Cat was silent. He could not see her, he could not hear her – he could not know whether she was smiling shyly at him, or whether she scowled or grimaced at the mere idea, or whether she was softly crying. He had to touch her.
He moved as gracefully as possible so as not to startle her or the priest, but in a bound he was at her feet, his knees on the hem of her gown. He could feel the warmth of her own knees against his chest, but it was her hands he wanted. Her hands were all he truly knew of her.
She could have pulled them well away, but he found them and held them fast, though they struggled in his hands like angry fish. He pressed them against his closed eyes, dimly hoping he would thus be able to see her better. He did not think the priest would let him touch her for long.
The last time he had touched her, he had felt such agony that he had let go of her hand. He was startled to find that she was still in pain, and surprised too that the fire in her did not come leaping up to meet him as it always had, but brooded away inside of her, and he had to go deep to find it.
Nor was it the bright, dancing fire he had put into her. It smoldered, sullen, like a fire buried beneath the earth and too long deprived of air. Its heart was no bright ember, nor even a light lump of charcoal eager for a flame, but a fire he scarcely recognized – something heavy and oozing, infernally hot, and dark and glassy at its crackling edges.
“Let it breathe, Cat!” he gasped, though he scarcely knew what he meant himself. “Don’t be afraid!”
Catan moaned, and he could feel her misery. The priest was scolding him, but he scarcely heard. He was certain he could help her understand if only he could touch her – but not only her hands.

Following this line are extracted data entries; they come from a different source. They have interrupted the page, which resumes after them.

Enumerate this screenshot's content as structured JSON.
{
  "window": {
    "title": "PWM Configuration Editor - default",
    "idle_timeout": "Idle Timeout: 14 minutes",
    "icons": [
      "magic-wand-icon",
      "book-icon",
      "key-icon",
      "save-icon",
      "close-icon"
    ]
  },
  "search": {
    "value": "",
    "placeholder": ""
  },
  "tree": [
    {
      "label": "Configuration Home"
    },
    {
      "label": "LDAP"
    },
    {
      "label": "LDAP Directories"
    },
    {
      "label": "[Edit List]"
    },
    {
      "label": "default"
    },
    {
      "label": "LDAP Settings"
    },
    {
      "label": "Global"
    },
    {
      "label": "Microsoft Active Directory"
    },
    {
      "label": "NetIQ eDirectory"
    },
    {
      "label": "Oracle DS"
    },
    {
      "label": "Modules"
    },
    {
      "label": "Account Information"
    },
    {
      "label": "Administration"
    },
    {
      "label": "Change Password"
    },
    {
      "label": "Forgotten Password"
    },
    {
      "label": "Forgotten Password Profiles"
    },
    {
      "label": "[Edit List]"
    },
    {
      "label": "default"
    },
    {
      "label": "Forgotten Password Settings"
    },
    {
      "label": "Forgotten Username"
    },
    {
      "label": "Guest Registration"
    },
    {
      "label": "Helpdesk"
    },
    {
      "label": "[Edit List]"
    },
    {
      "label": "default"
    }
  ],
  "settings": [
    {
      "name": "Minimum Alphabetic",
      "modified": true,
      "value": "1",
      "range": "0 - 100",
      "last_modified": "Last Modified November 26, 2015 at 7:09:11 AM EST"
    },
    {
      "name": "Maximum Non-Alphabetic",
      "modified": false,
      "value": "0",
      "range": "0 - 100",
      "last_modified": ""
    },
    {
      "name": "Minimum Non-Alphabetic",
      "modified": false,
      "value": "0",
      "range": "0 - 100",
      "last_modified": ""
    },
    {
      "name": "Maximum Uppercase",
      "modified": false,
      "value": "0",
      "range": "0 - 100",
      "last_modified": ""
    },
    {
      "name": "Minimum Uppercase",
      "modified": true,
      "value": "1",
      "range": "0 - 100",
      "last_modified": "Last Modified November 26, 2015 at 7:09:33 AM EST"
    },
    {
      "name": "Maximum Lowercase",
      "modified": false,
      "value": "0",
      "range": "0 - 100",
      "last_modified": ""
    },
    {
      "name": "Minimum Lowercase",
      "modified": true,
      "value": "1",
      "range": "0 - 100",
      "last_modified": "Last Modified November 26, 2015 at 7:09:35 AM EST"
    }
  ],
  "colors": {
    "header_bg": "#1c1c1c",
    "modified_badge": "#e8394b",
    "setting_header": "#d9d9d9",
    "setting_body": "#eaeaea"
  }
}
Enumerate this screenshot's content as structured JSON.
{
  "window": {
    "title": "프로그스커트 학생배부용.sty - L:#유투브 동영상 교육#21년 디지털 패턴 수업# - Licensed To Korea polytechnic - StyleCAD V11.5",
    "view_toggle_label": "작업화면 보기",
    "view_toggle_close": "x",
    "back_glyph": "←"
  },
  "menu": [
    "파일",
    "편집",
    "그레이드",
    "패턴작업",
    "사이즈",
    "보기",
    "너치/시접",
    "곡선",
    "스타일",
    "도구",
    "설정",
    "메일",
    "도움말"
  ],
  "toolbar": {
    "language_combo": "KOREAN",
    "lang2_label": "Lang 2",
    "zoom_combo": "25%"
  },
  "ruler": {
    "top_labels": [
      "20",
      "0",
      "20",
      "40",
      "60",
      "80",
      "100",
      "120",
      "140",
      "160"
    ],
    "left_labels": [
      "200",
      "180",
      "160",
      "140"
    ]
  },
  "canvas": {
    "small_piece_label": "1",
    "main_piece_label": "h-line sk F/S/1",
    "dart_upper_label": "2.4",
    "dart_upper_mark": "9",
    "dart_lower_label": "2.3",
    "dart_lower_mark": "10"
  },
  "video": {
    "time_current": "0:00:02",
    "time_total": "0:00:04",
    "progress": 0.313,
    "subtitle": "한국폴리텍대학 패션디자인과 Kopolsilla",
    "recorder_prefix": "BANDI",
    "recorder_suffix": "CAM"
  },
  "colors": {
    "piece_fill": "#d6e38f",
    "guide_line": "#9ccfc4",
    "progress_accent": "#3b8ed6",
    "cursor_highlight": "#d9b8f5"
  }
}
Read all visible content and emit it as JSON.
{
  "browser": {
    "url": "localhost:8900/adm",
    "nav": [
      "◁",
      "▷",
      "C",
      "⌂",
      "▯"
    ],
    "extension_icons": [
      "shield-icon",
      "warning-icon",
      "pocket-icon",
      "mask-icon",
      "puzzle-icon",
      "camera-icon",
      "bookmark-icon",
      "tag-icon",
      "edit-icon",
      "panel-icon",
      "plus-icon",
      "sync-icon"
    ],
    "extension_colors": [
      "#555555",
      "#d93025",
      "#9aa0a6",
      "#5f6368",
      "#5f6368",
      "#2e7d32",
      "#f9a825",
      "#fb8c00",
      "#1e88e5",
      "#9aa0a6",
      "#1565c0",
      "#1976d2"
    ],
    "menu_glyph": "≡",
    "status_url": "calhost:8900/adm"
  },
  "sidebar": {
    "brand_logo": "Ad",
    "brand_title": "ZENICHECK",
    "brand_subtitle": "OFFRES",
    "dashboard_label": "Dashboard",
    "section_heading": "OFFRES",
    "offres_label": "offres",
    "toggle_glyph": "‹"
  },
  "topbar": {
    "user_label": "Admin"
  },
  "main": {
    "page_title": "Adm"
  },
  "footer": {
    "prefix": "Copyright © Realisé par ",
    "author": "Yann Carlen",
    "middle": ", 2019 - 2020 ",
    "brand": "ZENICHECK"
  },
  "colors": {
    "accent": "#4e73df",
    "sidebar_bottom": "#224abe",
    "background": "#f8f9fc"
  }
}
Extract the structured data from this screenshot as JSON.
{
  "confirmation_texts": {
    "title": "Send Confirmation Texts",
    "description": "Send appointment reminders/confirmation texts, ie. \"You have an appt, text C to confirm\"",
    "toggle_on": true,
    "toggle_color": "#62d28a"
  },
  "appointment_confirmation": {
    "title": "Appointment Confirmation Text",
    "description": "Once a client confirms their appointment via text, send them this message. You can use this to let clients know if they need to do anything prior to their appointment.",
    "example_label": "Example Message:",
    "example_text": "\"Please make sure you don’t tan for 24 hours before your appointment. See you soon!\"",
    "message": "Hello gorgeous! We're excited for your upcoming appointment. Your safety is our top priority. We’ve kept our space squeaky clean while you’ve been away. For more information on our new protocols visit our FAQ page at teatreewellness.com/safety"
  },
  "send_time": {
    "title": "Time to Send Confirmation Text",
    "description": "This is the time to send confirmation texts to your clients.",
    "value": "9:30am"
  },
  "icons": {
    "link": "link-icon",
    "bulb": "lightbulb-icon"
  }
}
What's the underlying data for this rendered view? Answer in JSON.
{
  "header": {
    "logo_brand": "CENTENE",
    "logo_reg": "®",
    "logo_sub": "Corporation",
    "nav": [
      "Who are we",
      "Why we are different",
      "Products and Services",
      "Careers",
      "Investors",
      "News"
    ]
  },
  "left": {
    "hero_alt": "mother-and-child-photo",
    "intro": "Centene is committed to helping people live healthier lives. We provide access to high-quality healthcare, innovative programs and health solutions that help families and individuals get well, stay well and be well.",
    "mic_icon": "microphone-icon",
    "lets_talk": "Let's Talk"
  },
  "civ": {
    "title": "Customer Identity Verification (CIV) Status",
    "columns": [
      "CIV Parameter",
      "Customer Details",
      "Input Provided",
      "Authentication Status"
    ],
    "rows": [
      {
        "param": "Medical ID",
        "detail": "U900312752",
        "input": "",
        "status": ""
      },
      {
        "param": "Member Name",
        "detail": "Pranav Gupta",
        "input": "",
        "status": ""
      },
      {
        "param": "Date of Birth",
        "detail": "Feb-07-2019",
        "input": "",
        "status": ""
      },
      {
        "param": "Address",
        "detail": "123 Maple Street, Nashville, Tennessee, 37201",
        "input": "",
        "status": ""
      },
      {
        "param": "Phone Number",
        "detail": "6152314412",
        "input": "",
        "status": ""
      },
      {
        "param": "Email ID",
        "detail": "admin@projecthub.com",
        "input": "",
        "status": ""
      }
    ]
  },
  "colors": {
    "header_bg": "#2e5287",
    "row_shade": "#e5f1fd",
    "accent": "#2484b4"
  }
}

He needed to touch her face, touch her neck, touch her back, touch her hips, touch all the rest of her – and not only with his hands.
But he had only her hands, and he had only a moment. He brought her hands to his lips and kissed each of her fingers one by one, desperately, and when he had kissed all eight he whispered, “Let me touch you.”
That had not been the most diplomatic thing to say in the presence of a priest. Suddenly a hand hooked itself beneath his collar, and a surprisingly strong arm hoisted him to his feet.
“I will not allow you to distress her.”
“I won’t hurt her!” he sobbed.
“Nor hurt her. Come with me, Friend.”
“Cat!” He could hear her short, gasping breaths, and he knew she was crying.
But the Abbot took his elbow and led him away. “If you love her, you will realize that touching her is not the most important thing. When you are able to say to her, as Ruth said to Naomi, ‘Thy people shall be my people, and thy God my God,’ then you may look to her to be your wife, if she will have you. Only afterwards may you permit yourself to touch her.”
“I only want her to trust me…”
“You will have time enough to earn her trust,” the priest said grimly. “Now come away with me.”